How many of us in our modern societies
still struggle with their own greatness,
because we second-guess
our ability to be equal?
I play the string bass,
so usually I'm the only girl
in a group of all boy basses.
Last year, in the Lincoln Youth Symphony,
we had a playing test
which determined our seating,
and when the results were released,
I was first chair.
I should have been happy, ecstatic,
and so proud of my achievement,
yet I only felt panic.
I got into my mom's car after rehearsal
and immediately started sobbing.
I was certain and terrified
that the other all male bassists
would be angry at me
for being first chair.
I thought that I shouldn't be
better than them
and continued to downplay
my own abilities.
At the time, I couldn't articulate
why I felt this way,
although I've since realized
that it's because hegemonic masculinity
and its inherent social dominance
had been so ingrained in me
that I felt it was not my place
as a girl to demonstrate superior talent.

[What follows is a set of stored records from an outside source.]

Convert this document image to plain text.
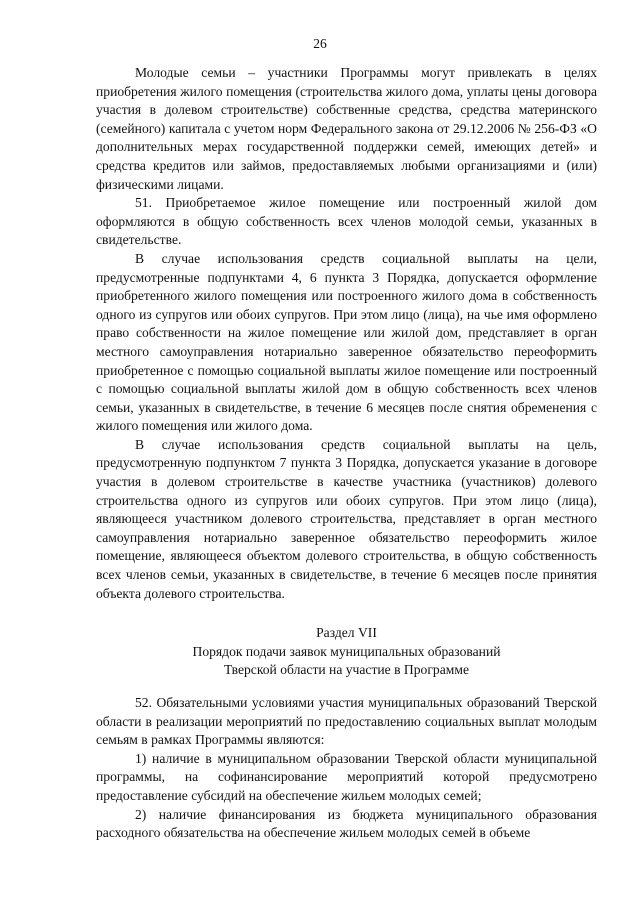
26

Молодые семьи – участники Программы могут привлекать в целях приобретения жилого помещения (строительства жилого дома, уплаты цены договора участия в долевом строительстве) собственные средства, средства материнского (семейного) капитала с учетом норм Федерального закона от 29.12.2006 № 256-ФЗ «О дополнительных мерах государственной поддержки семей, имеющих детей» и средства кредитов или займов, предоставляемых любыми организациями и (или) физическими лицами.

51. Приобретаемое жилое помещение или построенный жилой дом оформляются в общую собственность всех членов молодой семьи, указанных в свидетельстве.

В случае использования средств социальной выплаты на цели, предусмотренные подпунктами 4, 6 пункта 3 Порядка, допускается оформление приобретенного жилого помещения или построенного жилого дома в собственность одного из супругов или обоих супругов. При этом лицо (лица), на чье имя оформлено право собственности на жилое помещение или жилой дом, представляет в орган местного самоуправления нотариально заверенное обязательство переоформить приобретенное с помощью социальной выплаты жилое помещение или построенный с помощью социальной выплаты жилой дом в общую собственность всех членов семьи, указанных в свидетельстве, в течение 6 месяцев после снятия обременения с жилого помещения или жилого дома.

В случае использования средств социальной выплаты на цель, предусмотренную подпунктом 7 пункта 3 Порядка, допускается указание в договоре участия в долевом строительстве в качестве участника (участников) долевого строительства одного из супругов или обоих супругов. При этом лицо (лица), являющееся участником долевого строительства, представляет в орган местного самоуправления нотариально заверенное обязательство переоформить жилое помещение, являющееся объектом долевого строительства, в общую собственность всех членов семьи, указанных в свидетельстве, в течение 6 месяцев после принятия объекта долевого строительства.

Раздел VII
Порядок подачи заявок муниципальных образований
Тверской области на участие в Программе

52. Обязательными условиями участия муниципальных образований Тверской области в реализации мероприятий по предоставлению социальных выплат молодым семьям в рамках Программы являются:

1) наличие в муниципальном образовании Тверской области муниципальной программы, на софинансирование мероприятий которой предусмотрено предоставление субсидий на обеспечение жильем молодых семей;

2) наличие финансирования из бюджета муниципального образования расходного обязательства на обеспечение жильем молодых семей в объеме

I wasn't considered any less feminine
by my new seating,
although I was still limited
in my identity
and what I thought that meant.
We are not gender conforming robots,
we are complex human beings
with countless traits
that should not be confined by a gender.
Even subconsciously we are worried
about being judged
or ridiculed for doing something
outside the expected norm.
Kind of like a teenage girl giving
a TEDx talk on hegemonic masculinity.
(Laughter)
By breaking down
the stereotype of masculinity,
we can increase
the acceptability of femininity.
These identities differ by culture,
region, religion, and personal belief.
So there are unlimited forms
of masculinity and femininity,
and we can be open
to accepting them all as a spectrum,
instead of two strict ideals.
I see my uncle Eddy as the perfect man,
and I now admire his ability
to transcend stereotypes boundaries.
I was born inside the boundaries,
and I'm still trying to figure out
who I want to be in this world.
I'm a girl, I wear dresses;
yet, obviously I have
masculine traits too.
None of us can live
on one side or the other.
My identity is not decided
by my etiquette,
being assertive,
or my hatred of high heels.
So I challenge you not to limit yourself
to being a pink or blue Power Ranger.
The spectrum of possibilities is endless.